Abandoned: pile all brackets onto one pair of keys. "Since QWERTY and Workman keep angle brackets together, place other enclosing symbols on the same keys."
- I didn't like having to pick the right modifier to get the right flavor of bracket. Instead, now, one modifier activates a symbols layer where all brackets are easily accessible.
Abandoned: chorded Enter without proper chording detection
- I tried to make Red+Space = Enter with the intention that I could hit both with my thumb. That didn't work well; I always trigger space first when mashing the keys simultaneously. ~~This might not continue to be true if I change the angle at which I strike the keys e.g. with a neoprene base or a wrist support.~~ Even with a wrist rest or low-profile, this is hard to do with one hand. Need to adjust the firmware to understand chorded thumb keys.

To do

Ctrl+'+' doesn't seem to work; fix.
Shared Layouts. Figure out how to make use of QMK's common layouts/
Chorded Combos. Since the thumb keys are arranged such that it's easy to smash pairs of keys with just one thumb, figure out how to enable chording. For example, a single-finger Shift+Space or Red+Space that doesn't do the wrong thing if Space happens to trigger first.

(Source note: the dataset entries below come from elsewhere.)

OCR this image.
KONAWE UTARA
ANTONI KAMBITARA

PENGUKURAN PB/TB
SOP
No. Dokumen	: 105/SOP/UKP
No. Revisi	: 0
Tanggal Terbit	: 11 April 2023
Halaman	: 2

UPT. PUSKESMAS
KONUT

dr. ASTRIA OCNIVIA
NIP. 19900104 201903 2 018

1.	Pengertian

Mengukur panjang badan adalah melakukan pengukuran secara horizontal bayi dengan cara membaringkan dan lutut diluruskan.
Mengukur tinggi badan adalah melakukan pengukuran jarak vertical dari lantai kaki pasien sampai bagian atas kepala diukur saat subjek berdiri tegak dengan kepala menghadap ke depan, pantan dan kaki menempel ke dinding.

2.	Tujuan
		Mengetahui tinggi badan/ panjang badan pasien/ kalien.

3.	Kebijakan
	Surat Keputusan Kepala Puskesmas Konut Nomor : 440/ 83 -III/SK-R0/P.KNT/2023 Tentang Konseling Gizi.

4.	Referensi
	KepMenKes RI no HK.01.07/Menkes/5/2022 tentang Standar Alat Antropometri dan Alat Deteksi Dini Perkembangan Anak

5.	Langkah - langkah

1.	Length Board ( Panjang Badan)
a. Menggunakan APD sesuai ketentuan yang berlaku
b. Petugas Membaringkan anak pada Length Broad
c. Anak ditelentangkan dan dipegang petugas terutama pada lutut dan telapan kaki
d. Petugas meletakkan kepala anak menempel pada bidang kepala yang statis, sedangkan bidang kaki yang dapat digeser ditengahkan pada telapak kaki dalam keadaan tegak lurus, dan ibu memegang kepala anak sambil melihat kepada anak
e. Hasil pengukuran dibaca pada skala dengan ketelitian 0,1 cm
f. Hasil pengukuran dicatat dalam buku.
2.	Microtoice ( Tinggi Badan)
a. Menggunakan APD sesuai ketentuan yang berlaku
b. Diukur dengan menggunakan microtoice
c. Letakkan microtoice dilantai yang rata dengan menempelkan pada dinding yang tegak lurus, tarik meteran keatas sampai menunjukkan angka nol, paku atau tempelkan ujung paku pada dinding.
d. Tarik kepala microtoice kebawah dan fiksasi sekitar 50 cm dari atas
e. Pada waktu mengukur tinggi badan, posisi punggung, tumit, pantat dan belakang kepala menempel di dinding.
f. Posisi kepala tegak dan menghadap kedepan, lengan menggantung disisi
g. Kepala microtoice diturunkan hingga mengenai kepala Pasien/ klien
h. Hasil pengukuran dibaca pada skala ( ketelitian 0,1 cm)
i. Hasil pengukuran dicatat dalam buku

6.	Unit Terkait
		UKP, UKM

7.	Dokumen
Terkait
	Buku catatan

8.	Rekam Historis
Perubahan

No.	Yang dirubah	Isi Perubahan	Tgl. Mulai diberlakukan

Improve LED indications (may require modding bluetooth firmware):
- Num Lock status
- Is any board nonresponsive (which one?)
- Does either board have a low battery?
Num Lock management. Num lock currently occupies prime real estate, but I never use it except to fix it when it's wrong. Do any of my applications use it? Should I have the firmware ensure it is set how I want it? Maybe cause it to be momentary active with Blue? See @drashna's comment for code to force it always-on, which I don't know if I want.
~~Store default layer in eeprom?~~
Allow "!? on ,." to be easily toggled-off.
Modularize "!? on ,." so it can be easily used on any QMK keyboard. (about half done)
See if the henkan/muhenkan placement is at all useful for Japanese speakers, or abuse different keysyms for Left/Right Hyper. (Original space cadet used scancodes 145/175. 145 is LANG2, 175 is "reserved" in USB HID spec.)
Implement "layer lock" key
Feature parity with popular boards e.g. Planck?
- Layers for ~~Dvorak, Coleman,~~ Plover
- More music and midi stuff
- Macros?
Improve tri-layer behavior
Find out what update_tri_layer_state offers that my simple layers arrangement lacks.
~~Find a better location for Caps Lock, PrintScr/SysRq, Scroll Lock, Pause/Break,~~. Placed on Blue layer. Caps will be Shift+"Layer Lock," once I get that working.
~~Figure out where to place non-numpad numbers so we don't need num lock turned on to type them?~~
~~Add Insert, PrintScr, Pause/Break~~
~~Make QWERTY base layer for people who customize layout in software?~~ I default to QWERTY now.
~~Mod a buzzer onto my receiver and enable tones~~ Easy and works!